Ontario Institute for Cancer Research, Toronto, Canada.
BMC Genomics. 2010 Feb 10;11 Suppl 1(Suppl 1):S4. doi: 10.1186/1471-2164-11-S1-S4.
We consider the problem of biological complexity via a projection of protein-coding genes of complex organisms onto the functional space of the proteome. The latter can be defined as a set of all functions committed by proteins of an organism. Alternative splicing (AS) allows an organism to generate diverse mature RNA transcripts from a single mRNA strand and thus it could be one of the key mechanisms of increasing of functional complexity of the organism's proteome and a driving force of biological evolution. Thus, the projection of transcription units (TU) and alternative splice-variant (SV) forms onto proteome functional space could generate new types of relational networks (e.g. SV-protein function networks, SFN) and lead to discoveries of novel evolutionarily conservative functional modules. Such types of networks might provide new reliable characteristics of organism complexity and a better understanding of the evolutionary integration and plasticity of interconnection of genome-transcriptome-proteome functions.
We use the InterPro and UniProt databases to attribute descriptive features (keywords) to protein sequences. UniProt database includes a controlled and curated vocabulary of specific descriptors or keywords. The keywords have been assigned to a protein sequence via conserved domains or via similarity with annotated sequences. Then we consider the unique combinations of keywords as the protein functional labels (FL), which characterize the biological functions of the given protein and construct the contingency tables and graphs providing the projections of transcription units (TU) and alternative splice-variants (SV) onto all FL of the proteome of a given organism. We constructed SFNs for organisms with different evolutionary history and levels of complexity, and performed detailed statistical parameterization of the networks.
The application of the algorithm to organisms with different evolutionary history and level of biological complexity (nematode, fruit fly, vertebrata) reveals that the parameters describing SFN correlate with the complexity of a given organism. Using statistical analysis of the links of the functional networks, we propose new features of evolution of protein function acquisition. We reveal a group of genes and corresponding functions, which could be attributed to an early conservative part of the cellular machinery essential for cell viability and survival. We identify and provide characteristics of functional switches in the polyform group of TUs in different organisms. Based on comparison of mouse and human SFNs, a role of alternative splicing as a necessary source of evolution towards more complex organisms is demonstrated. The entire set of FL across many organisms could be used as a draft of the catalogue of the functional space of the proteome world.

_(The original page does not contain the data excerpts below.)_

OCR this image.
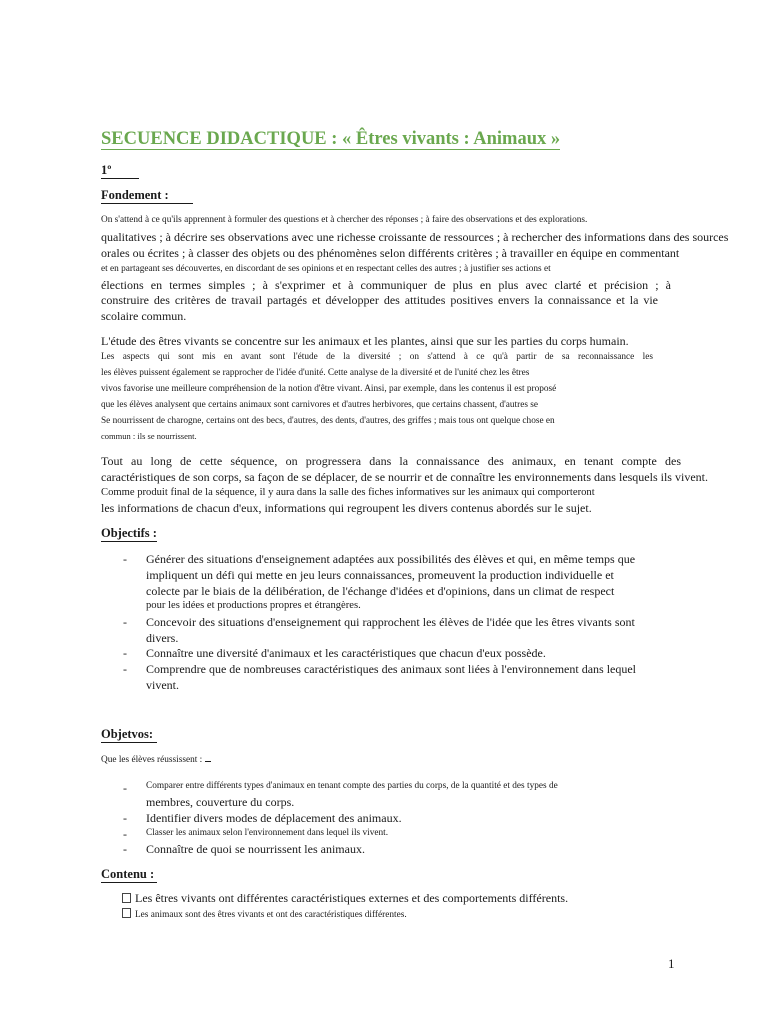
SECUENCE DIDACTIQUE : « Êtres vivants : Animaux »
1º
Fondement :
On s'attend à ce qu'ils apprennent à formuler des questions et à chercher des réponses ; à faire des observations et des explorations.
qualitatives ; à décrire ses observations avec une richesse croissante de ressources ; à rechercher des informations dans des sources
orales ou écrites ; à classer des objets ou des phénomènes selon différents critères ; à travailler en équipe en commentant
et en partageant ses découvertes, en discordant de ses opinions et en respectant celles des autres ; à justifier ses actions et
élections en termes simples ; à s'exprimer et à communiquer de plus en plus avec clarté et précision ; à
construire des critères de travail partagés et développer des attitudes positives envers la connaissance et la vie
scolaire commun.
L'étude des êtres vivants se concentre sur les animaux et les plantes, ainsi que sur les parties du corps humain.
Les aspects qui sont mis en avant sont l'étude de la diversité ; on s'attend à ce qu'à partir de sa reconnaissance les
les élèves puissent également se rapprocher de l'idée d'unité. Cette analyse de la diversité et de l'unité chez les êtres
vivos favorise une meilleure compréhension de la notion d'être vivant. Ainsi, par exemple, dans les contenus il est proposé
que les élèves analysent que certains animaux sont carnivores et d'autres herbivores, que certains chassent, d'autres se
Se nourrissent de charogne, certains ont des becs, d'autres, des dents, d'autres, des griffes ; mais tous ont quelque chose en
commun : ils se nourrissent.
Tout au long de cette séquence, on progressera dans la connaissance des animaux, en tenant compte des
caractéristiques de son corps, sa façon de se déplacer, de se nourrir et de connaître les environnements dans lesquels ils vivent.
Comme produit final de la séquence, il y aura dans la salle des fiches informatives sur les animaux qui comporteront
les informations de chacun d'eux, informations qui regroupent les divers contenus abordés sur le sujet.
Objectifs :
- Générer des situations d'enseignement adaptées aux possibilités des élèves et qui, en même temps que
impliquent un défi qui mette en jeu leurs connaissances, promeuvent la production individuelle et
colecte par le biais de la délibération, de l'échange d'idées et d'opinions, dans un climat de respect
pour les idées et productions propres et étrangères.
- Concevoir des situations d'enseignement qui rapprochent les élèves de l'idée que les êtres vivants sont
divers.
- Connaître une diversité d'animaux et les caractéristiques que chacun d'eux possède.
- Comprendre que de nombreuses caractéristiques des animaux sont liées à l'environnement dans lequel
vivent.
Objetvos:
Que les élèves réussissent :
- Comparer entre différents types d'animaux en tenant compte des parties du corps, de la quantité et des types de
membres, couverture du corps.
- Identifier divers modes de déplacement des animaux.
- Classer les animaux selon l'environnement dans lequel ils vivent.
- Connaître de quoi se nourrissent les animaux.
Contenu :
Les êtres vivants ont différentes caractéristiques externes et des comportements différents.
Les animaux sont des êtres vivants et ont des caractéristiques différentes.
1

我们通过将复杂生物的蛋白质编码基因映射到蛋白质组的功能空间来研究生物复杂性问题。后者可以定义为生物体所有蛋白质功能的集合。选择性剪接 (AS) 允许生物体从单个 mRNA 链产生多种成熟的 RNA 转录本,因此它可能是增加生物体蛋白质组功能复杂性的关键机制之一,也是生物进化的驱动力。因此,将转录单元 (TU) 和选择性剪接变体 (SV) 形式投射到蛋白质组功能空间上,可以生成新类型的关系网络(例如 SV-蛋白质功能网络,SFN),并发现新的进化保守功能模块。这种类型的网络可能提供生物体复杂性的新可靠特征,并更好地理解基因组-转录组-蛋白质组功能的进化整合和可塑性。
我们使用 InterPro 和 UniProt 数据库为蛋白质序列分配描述性特征(关键字)。UniProt 数据库包含特定描述符或关键字的受控和精心编制的词汇。通过保守结构域或与注释序列的相似性,将关键字分配给蛋白质序列。然后,我们将唯一的关键字组合视为蛋白质功能标签 (FL),它描述了给定蛋白质的生物学功能,并构建了提供给定生物体蛋白质组所有 FL 投影的列联表和图形。我们为具有不同进化历史和复杂性水平的生物体构建了 SFN,并对网络进行了详细的统计参数化。
将该算法应用于具有不同进化历史和生物复杂性水平的生物体(线虫、果蝇、脊椎动物)的结果表明,描述 SFN 的参数与给定生物体的复杂性相关。通过对功能网络的链接进行统计分析,我们提出了蛋白质功能获得进化的新特征。我们揭示了一组可归因于细胞机制早期保守部分的基因和相应功能,这些部分对于细胞活力和生存至关重要。我们识别并提供了不同生物体中多态 TU 功能开关的特征。基于对小鼠和人类 SFN 的比较,证明了选择性剪接作为向更复杂生物体进化的必要来源的作用。许多生物体的整个 FL 集合可用作蛋白质组功能空间目录的草案。